AI: Well, I wanted to ask one more question about your high school years. That was the time where you mentioned your father became active in city politics, and I was wondering if you'd tell a little bit about the impact on your family and you yourself. How were you involved in his campaigning?

LB: We were very much involved in his campaigning. I remember sitting in open cars at little Veterans Day parades or something, going down the street with him and posing for press campaign photos, and we canvassed door to door in the community for him, asking people to vote for him. So we were very much involved in it, working at campaign headquarters, stuffing envelopes, and he had little fortune cookies that had little messages inside that said, "Bannai for you in '72." I think we still have some of those fortune cookies around. And I remember packing them all up into plastic. So we were very involved in both his city council race and then later on during his assembly races. It was a good experience. I learned about the political process. I met some interesting people. I remember meeting S.I. Hayakawa and Ronald Reagan.

So I suppose one lesson I've always thought about is that that was really good for me because it really made me feel like I need not be intimidated by famous people, and in fact, famous people may not necessarily be anything more than regular folks who somehow achieved some particular office. I think that's served me well in my life, to put all that in perspective. So it was very exciting for my family that he did this, but it was also really very difficult. Suddenly -- well, he had always been very active in the community. Certainly his political office put our family very much into the public light and public scrutiny. And I know that that was really very difficult at times. People instantly thought we were very wealthy. For some reason people seem to think that when you have a parent in political office you must be a rich person. And so I did, at times, I felt that it was a disadvantage. We were still in school. We were still pretty young, still very conscious about how our peers thought about us. And so I think sometimes it was a disadvantage.

I remember I got a job at the UC Santa Barbara Bookstore when my father was in the state legislature. I recall someone telling me that someone thought I might have gotten that job through nepotism.

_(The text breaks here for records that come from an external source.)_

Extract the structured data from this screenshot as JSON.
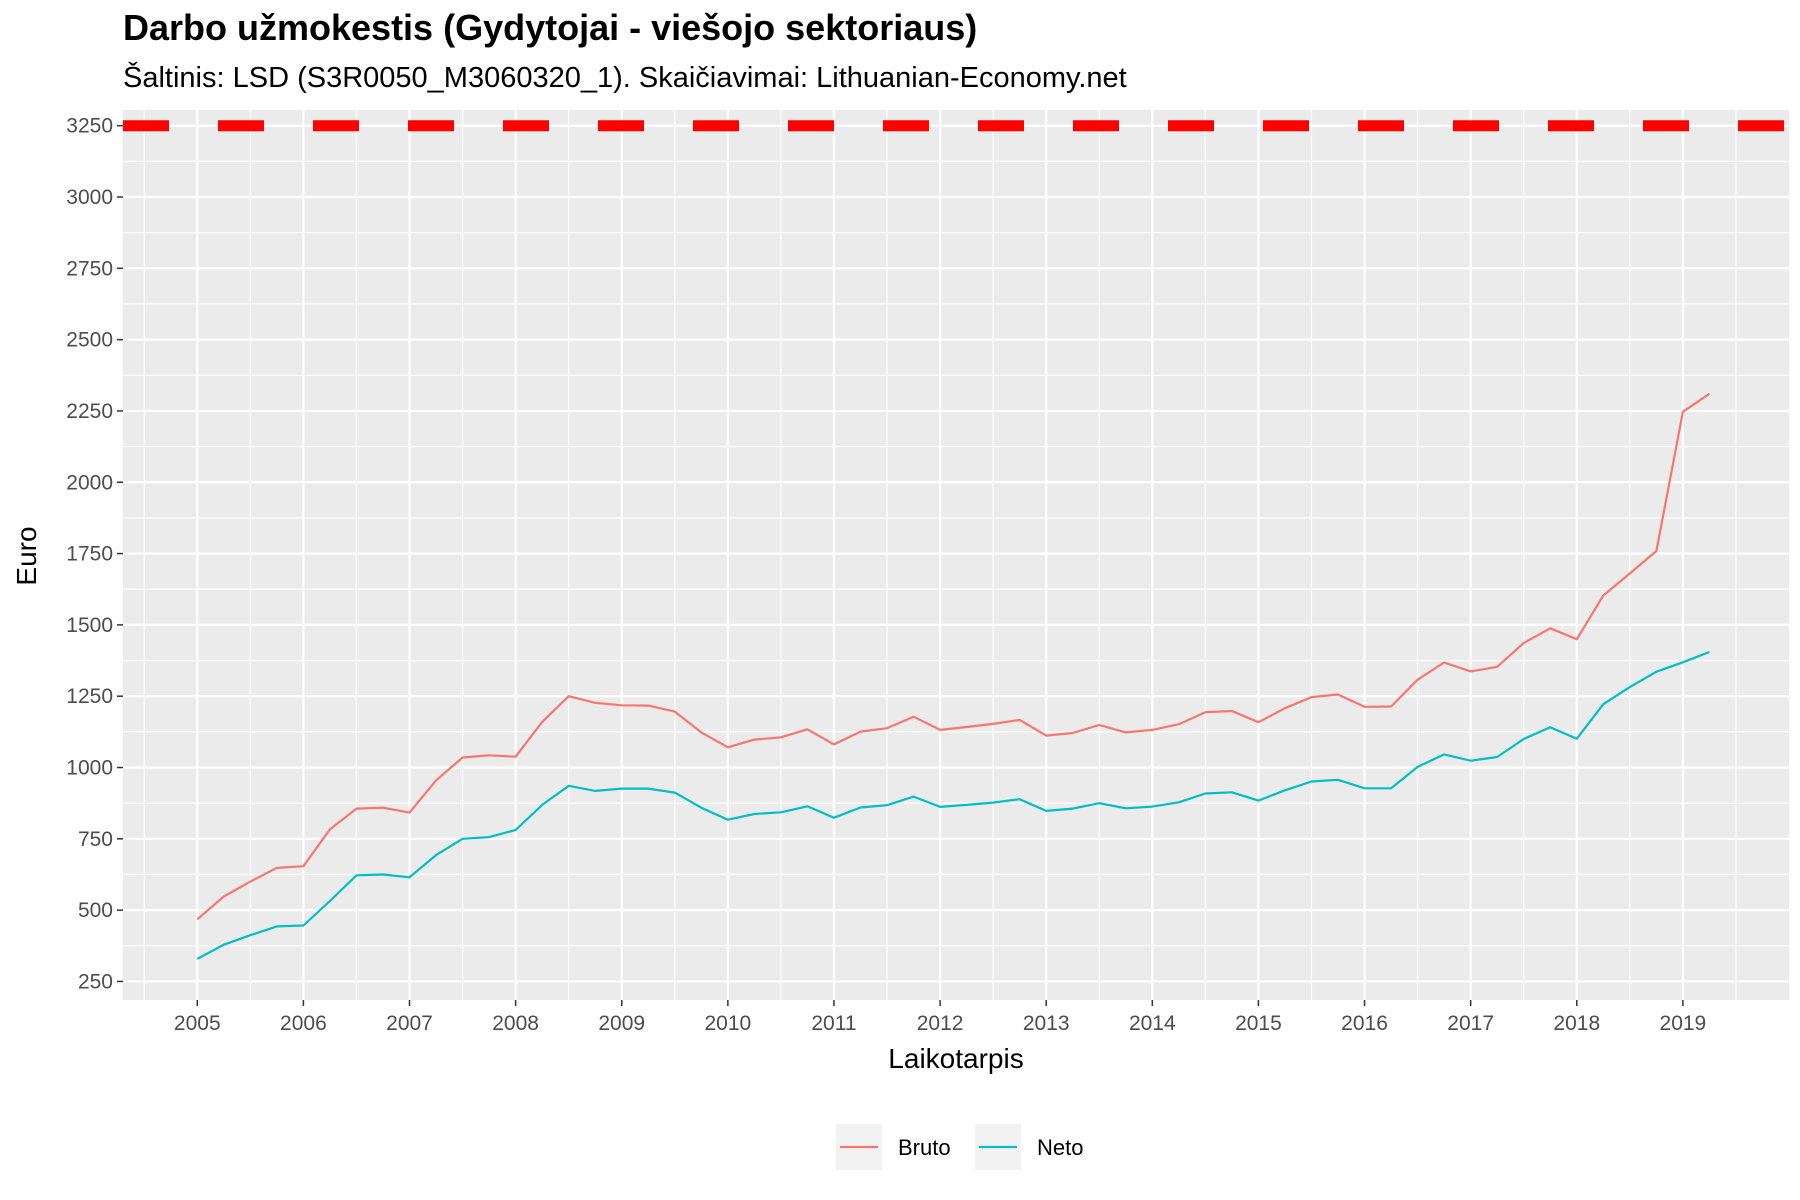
{
  "chart_data": {
    "type": "line",
    "title": "Darbo užmokestis (Gydytojai - viešojo sektoriaus)",
    "subtitle": "Šaltinis: LSD (S3R0050_M3060320_1). Skaičiavimai: Lithuanian-Economy.net",
    "xlabel": "Laikotarpis",
    "ylabel": "Euro",
    "xlim": [
      2004.3,
      2020.0
    ],
    "ylim": [
      185,
      3305
    ],
    "x_ticks": [
      "2005",
      "2006",
      "2007",
      "2008",
      "2009",
      "2010",
      "2011",
      "2012",
      "2013",
      "2014",
      "2015",
      "2016",
      "2017",
      "2018",
      "2019"
    ],
    "y_ticks": [
      "250",
      "500",
      "750",
      "1000",
      "1250",
      "1500",
      "1750",
      "2000",
      "2250",
      "2500",
      "2750",
      "3000",
      "3250"
    ],
    "grid": true,
    "legend_position": "bottom",
    "reference_line": {
      "y": 3250,
      "color": "#ff0000",
      "style": "dashed"
    },
    "x": [
      "2005 Q1",
      "2005 Q2",
      "2005 Q3",
      "2005 Q4",
      "2006 Q1",
      "2006 Q2",
      "2006 Q3",
      "2006 Q4",
      "2007 Q1",
      "2007 Q2",
      "2007 Q3",
      "2007 Q4",
      "2008 Q1",
      "2008 Q2",
      "2008 Q3",
      "2008 Q4",
      "2009 Q1",
      "2009 Q2",
      "2009 Q3",
      "2009 Q4",
      "2010 Q1",
      "2010 Q2",
      "2010 Q3",
      "2010 Q4",
      "2011 Q1",
      "2011 Q2",
      "2011 Q3",
      "2011 Q4",
      "2012 Q1",
      "2012 Q2",
      "2012 Q3",
      "2012 Q4",
      "2013 Q1",
      "2013 Q2",
      "2013 Q3",
      "2013 Q4",
      "2014 Q1",
      "2014 Q2",
      "2014 Q3",
      "2014 Q4",
      "2015 Q1",
      "2015 Q2",
      "2015 Q3",
      "2015 Q4",
      "2016 Q1",
      "2016 Q2",
      "2016 Q3",
      "2016 Q4",
      "2017 Q1",
      "2017 Q2",
      "2017 Q3",
      "2017 Q4",
      "2018 Q1",
      "2018 Q2",
      "2018 Q3",
      "2018 Q4",
      "2019 Q1",
      "2019 Q2"
    ],
    "series": [
      {
        "name": "Bruto",
        "color": "#f8766d",
        "values": [
          468,
          548,
          600,
          648,
          654,
          783,
          856,
          859,
          842,
          955,
          1035,
          1043,
          1038,
          1160,
          1250,
          1227,
          1218,
          1217,
          1196,
          1123,
          1071,
          1098,
          1106,
          1134,
          1081,
          1126,
          1138,
          1178,
          1132,
          1142,
          1153,
          1167,
          1112,
          1121,
          1149,
          1123,
          1132,
          1152,
          1194,
          1198,
          1159,
          1208,
          1247,
          1256,
          1213,
          1214,
          1308,
          1368,
          1337,
          1353,
          1436,
          1488,
          1450,
          1603,
          1680,
          1759,
          2247,
          2310
        ]
      },
      {
        "name": "Neto",
        "color": "#00bfc4",
        "values": [
          329,
          379,
          412,
          443,
          446,
          532,
          622,
          625,
          615,
          693,
          750,
          756,
          781,
          869,
          936,
          918,
          926,
          926,
          912,
          859,
          817,
          837,
          843,
          864,
          824,
          860,
          868,
          898,
          862,
          869,
          877,
          889,
          848,
          856,
          875,
          857,
          863,
          878,
          909,
          913,
          884,
          920,
          951,
          957,
          927,
          927,
          1002,
          1046,
          1024,
          1037,
          1100,
          1141,
          1101,
          1222,
          1282,
          1336,
          1369,
          1405
        ]
      }
    ]
  }
}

That my father, in the California State Legislature in Sacramento would have any influence in what happened at the UC Santa Barbara Bookstore, I can't imagine, but I think there was certainly that self-consciousness that we all carried with us, that people would think that somehow we were successful because my father intervened or had someone intervene. And in fact, I really felt strongly that I didn't want to go to Hastings, and I'd rather go to a private school because I just didn't want people thinking for the rest of my life that I got into a UC school because my father got me there. Certainly when I was in high school and college and starting law school, my father was well-known in the Japanese American community, and that was a great source of pride for me. Obviously, I was very proud of him and what he had achieved. But it also could be difficult at times when you grow up being Paul Bannai's daughter and not who you are, Lori Bannai. And I think all of us experienced that in one way or another.